Lewandowski en ailier

Guardiola a un pêché mignon : foutre de véritables buteurs sur les côtés. Henry, Villa et Alexis Sánchez peuvent en attester. Quand Robert débarque à Munich au début de l’été, grande est sa surprise lorsqu’il apprend qu’il ne sera pas aligné en pointe. Il a beau protester, il ne peut rien faire face à l’argument massue de Pep : si le meilleur buteur de l’histoire de la Roja et agitateur à mi-temps a accepté son sort, ce n’est pas un type qui était le remplaçant de Lucas Barrios qui va changer quoi que ce soit. Barrios, qui, rappelons-le, s’est barré au Guangzhou Evergrande après le BVB et qui est maintenant au Spartak Moscou, un club éliminé de l’Europa League avant même la phase de poules par la toute-puissante équipe du FC Saint-Gall.

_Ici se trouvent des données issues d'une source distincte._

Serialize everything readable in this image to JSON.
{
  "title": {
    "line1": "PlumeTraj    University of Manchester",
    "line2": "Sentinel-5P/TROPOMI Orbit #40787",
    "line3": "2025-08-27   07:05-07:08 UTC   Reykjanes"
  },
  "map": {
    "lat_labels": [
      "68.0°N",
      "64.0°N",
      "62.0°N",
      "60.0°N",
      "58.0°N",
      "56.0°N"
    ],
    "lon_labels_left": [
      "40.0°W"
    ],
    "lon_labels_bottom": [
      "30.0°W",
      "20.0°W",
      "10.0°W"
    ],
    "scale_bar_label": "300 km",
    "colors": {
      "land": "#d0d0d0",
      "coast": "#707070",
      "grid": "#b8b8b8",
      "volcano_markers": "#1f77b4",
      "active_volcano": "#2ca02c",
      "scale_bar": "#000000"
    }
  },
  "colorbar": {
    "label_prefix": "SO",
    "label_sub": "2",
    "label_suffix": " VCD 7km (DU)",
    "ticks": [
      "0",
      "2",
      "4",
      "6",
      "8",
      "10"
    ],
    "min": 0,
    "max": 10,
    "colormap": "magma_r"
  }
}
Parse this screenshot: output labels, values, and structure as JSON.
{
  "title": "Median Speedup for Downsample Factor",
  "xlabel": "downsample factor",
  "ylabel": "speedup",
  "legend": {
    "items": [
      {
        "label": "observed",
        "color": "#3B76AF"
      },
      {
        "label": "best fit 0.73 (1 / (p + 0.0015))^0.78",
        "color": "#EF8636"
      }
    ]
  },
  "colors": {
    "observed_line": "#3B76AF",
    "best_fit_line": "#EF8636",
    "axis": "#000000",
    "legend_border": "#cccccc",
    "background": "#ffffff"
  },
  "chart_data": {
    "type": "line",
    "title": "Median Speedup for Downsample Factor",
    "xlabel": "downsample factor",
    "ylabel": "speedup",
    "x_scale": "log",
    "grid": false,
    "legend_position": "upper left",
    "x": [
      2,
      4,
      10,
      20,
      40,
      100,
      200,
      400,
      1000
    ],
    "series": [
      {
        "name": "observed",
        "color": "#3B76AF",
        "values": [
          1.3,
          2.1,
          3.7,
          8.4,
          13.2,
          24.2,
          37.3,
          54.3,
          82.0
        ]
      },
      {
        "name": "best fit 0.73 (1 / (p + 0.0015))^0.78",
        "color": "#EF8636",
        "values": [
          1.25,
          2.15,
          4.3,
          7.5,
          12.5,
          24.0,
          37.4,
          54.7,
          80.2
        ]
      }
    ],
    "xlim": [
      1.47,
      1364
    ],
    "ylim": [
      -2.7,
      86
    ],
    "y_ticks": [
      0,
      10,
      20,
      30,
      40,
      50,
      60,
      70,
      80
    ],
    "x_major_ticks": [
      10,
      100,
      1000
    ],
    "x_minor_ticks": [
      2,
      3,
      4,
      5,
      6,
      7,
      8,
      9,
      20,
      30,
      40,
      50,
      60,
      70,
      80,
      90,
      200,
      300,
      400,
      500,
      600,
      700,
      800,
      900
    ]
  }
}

Mais le Polonais est bien décidé à ne pas se laisser faire : il lance un mouvement de résistance qu’il baptise Solidarność. D’abord interdit, le mouvement est finalement accepté à contrecœur par Pep, qui sera finalement poussé à la démission quelques mois plus tard. Comme un symbole, l’Espagne ne remportera plus jamais de titres majeurs. Victoire pour le peuple.